Scrivener is a great product and if it was all I had to use I would be very happy to do so but I am a Microsoft kid and, whilst Office is terrible for managing a project, as a document editor Word reigns supreme (my opinion only).
I therefore edit my documents in Word … in practice what I do is copy/paste a document into word from Scrivener, edit it as I wish, then copy/paste it back. Because I have good access to MS products (I’m in IT) this isn’t a problem but I’m sure this rationale could easily apply to any other editor.
“Open in other editor” means something else (split screen) in Scrivener but, though it may well be that this functionality exists elsewhere in the application, would it not be possible to have some means (perhaps a context menu when one right-clicks a document/folder within Scrivener) where one could select “Edit in Alternate Editor”? Perhaps the Editor could be configured elsewhere so that clicking such a link would launch that document in the user’s editor of choice then, when they save it, it could automatically return to Scrivener.
I may well be being naïve, other editors (Word included), may not be able to do the copy back bit but that’s my idea
There is in fact already a command for this, Documents/Open/in External Editor (Ctrl-F5 by default). However, this won’t work for text, only “research” files like Photoshop or PDF files—that’s because Scrivener uses its own internal codes for its feature set, meaning that editing files externally could, at the worst, cause data loss. So yes, copy and paste is going to be the best way to do this. You may be able to find a workflow that enhances that concept a bit, perhaps using something like AutoHotKey to build a “macro” that handles the details for you.

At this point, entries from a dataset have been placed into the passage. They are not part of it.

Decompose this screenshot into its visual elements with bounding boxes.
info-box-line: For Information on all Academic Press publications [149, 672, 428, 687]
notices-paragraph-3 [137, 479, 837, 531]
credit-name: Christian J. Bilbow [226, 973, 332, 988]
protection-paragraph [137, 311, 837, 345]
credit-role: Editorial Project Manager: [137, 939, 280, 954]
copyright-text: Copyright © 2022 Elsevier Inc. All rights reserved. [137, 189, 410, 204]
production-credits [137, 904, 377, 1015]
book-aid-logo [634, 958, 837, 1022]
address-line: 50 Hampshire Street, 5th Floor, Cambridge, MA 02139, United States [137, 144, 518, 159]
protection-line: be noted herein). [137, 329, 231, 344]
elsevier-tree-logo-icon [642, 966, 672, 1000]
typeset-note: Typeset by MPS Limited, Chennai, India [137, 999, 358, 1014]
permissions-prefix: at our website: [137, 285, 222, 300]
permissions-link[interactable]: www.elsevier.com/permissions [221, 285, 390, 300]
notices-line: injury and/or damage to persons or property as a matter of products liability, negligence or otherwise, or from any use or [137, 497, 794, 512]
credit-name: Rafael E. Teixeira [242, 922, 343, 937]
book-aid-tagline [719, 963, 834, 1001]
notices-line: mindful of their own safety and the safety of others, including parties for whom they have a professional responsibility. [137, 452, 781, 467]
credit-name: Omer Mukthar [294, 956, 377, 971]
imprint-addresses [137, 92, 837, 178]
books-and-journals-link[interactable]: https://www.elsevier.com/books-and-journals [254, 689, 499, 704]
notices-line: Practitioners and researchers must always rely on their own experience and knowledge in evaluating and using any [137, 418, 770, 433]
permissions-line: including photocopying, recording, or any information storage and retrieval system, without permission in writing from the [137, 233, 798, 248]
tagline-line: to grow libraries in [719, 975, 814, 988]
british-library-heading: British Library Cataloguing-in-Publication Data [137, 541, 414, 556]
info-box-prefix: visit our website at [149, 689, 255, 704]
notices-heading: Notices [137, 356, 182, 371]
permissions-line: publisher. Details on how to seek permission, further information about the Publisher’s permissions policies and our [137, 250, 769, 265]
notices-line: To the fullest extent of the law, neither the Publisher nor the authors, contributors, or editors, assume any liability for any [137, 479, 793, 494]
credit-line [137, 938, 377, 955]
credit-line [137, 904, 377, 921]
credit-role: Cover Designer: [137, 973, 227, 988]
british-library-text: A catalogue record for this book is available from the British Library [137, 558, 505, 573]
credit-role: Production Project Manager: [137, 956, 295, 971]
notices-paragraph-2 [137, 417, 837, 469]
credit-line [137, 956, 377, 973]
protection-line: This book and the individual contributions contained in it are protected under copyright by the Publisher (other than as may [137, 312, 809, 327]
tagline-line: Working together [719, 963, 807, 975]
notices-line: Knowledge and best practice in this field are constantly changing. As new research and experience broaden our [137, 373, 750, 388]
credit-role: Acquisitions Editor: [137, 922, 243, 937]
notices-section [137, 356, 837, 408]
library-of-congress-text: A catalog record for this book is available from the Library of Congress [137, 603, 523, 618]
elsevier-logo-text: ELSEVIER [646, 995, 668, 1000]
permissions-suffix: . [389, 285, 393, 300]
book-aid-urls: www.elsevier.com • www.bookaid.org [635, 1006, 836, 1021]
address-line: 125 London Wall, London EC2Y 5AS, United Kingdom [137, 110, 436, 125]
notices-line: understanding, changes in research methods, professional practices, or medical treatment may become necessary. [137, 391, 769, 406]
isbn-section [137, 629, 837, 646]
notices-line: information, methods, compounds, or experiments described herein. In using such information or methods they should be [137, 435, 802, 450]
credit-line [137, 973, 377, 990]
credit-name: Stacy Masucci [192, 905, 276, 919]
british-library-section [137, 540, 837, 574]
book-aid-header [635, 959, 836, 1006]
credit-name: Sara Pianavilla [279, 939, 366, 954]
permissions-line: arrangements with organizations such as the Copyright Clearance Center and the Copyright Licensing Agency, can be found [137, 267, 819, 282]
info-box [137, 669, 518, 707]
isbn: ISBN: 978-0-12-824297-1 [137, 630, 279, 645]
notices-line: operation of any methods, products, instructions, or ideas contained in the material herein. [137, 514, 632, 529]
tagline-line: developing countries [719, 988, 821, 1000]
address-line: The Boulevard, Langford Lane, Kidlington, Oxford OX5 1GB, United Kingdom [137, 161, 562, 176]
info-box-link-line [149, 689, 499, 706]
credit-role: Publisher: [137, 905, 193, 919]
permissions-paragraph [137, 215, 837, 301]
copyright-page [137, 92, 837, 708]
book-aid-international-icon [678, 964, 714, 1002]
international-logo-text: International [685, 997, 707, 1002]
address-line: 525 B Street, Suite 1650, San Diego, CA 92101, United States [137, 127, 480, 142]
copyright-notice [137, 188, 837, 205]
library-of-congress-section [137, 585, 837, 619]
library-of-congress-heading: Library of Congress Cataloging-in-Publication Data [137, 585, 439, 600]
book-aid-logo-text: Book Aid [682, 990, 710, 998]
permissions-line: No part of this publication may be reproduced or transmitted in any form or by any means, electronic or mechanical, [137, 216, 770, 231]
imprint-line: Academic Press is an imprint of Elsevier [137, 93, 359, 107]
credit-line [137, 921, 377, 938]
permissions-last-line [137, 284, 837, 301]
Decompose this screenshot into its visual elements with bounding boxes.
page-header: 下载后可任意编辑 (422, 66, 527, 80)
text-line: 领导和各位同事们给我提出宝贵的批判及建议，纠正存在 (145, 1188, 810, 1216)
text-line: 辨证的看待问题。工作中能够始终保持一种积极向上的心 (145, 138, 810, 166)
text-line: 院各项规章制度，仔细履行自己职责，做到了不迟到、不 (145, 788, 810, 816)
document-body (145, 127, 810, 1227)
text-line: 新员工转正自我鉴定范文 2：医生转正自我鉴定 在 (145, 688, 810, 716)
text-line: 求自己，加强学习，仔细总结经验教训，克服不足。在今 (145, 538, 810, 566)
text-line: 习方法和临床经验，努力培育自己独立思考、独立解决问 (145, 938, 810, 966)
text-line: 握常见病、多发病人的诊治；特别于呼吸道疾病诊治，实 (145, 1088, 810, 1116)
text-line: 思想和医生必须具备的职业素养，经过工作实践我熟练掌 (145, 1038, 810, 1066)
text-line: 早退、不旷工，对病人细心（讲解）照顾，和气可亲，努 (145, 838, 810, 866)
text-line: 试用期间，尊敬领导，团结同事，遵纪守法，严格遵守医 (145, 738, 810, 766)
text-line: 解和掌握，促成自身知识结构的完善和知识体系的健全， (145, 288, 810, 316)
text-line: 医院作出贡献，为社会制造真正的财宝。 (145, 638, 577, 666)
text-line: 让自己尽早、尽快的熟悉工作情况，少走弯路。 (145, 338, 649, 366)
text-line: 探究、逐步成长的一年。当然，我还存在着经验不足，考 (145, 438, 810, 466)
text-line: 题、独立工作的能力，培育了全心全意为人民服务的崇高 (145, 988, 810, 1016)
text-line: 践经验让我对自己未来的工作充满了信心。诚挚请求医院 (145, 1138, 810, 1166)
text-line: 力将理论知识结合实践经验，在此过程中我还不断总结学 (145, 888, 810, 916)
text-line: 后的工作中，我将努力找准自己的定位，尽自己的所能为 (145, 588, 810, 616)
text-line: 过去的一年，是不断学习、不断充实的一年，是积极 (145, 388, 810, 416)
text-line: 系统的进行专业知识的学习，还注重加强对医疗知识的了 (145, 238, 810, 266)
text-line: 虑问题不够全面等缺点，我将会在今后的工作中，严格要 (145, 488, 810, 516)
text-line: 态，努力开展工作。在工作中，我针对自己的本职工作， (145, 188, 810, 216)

Yes, the trouble is that even if Scrivener acted as a read-only viewer of Word files that you then opened and edited in Word, Scrivener wouldn’t be able to compile them into a single document, since Word documents have different features to Scrivener documents. So you could format and add things in Word that would be lost when compiling in Scrivener, and the entire point of Scrivener is to allow you to build up a text hat you compile.
Sure though that’s just discipline on the author’s part? I mean don’t I run the same risk with copy 'n paste? When I paste back I just check to make sure it all looks OK and I nearly always have to “redo” bulleted lists because they don’t come across too brilliantly from Word.
OK … though it’s a shame in my opinion, Scrivener is good at what it does but in one sense has no choice but to be a jack-of-all-trades whereas as some applications are masters of one.
Given that Scrivener saves documents in RTF format which, coincidentally, is the format I use with Word (I’m slightly paranoid about macros unless I write them myself) I don’t quite get why there would be a real issue.
Not really. Suppose you had your Word documents set up to show columns, with images arranged in the text so that text flowed around them, and suppose you had text boxes and other such elements in the text. All of that would be stripped out during Scrivener’s Compile, because Scrivener’s Compile can only support the RTF features that Scrivener’s editor can support. So it would render Scrivener’s Compile feature pretty much useless if you were using lots of advanced features in Word that aren’t supported by Scrivener. This would result in a lot of bug reports from users who didn’t understand why this is the case, and as Scrivener’s whole raison d’etre - or at least a large part of it -this would all be very misleading.
Because different RTF editors support different features, and Scrivener and Word have greatly different support. So I’m afraid this is something that is definitely never going to be supported in Scrivener, as Scrivener is built to be a writing environment, not as a store house for documents edited in other word processors, and all of its core features are built around this.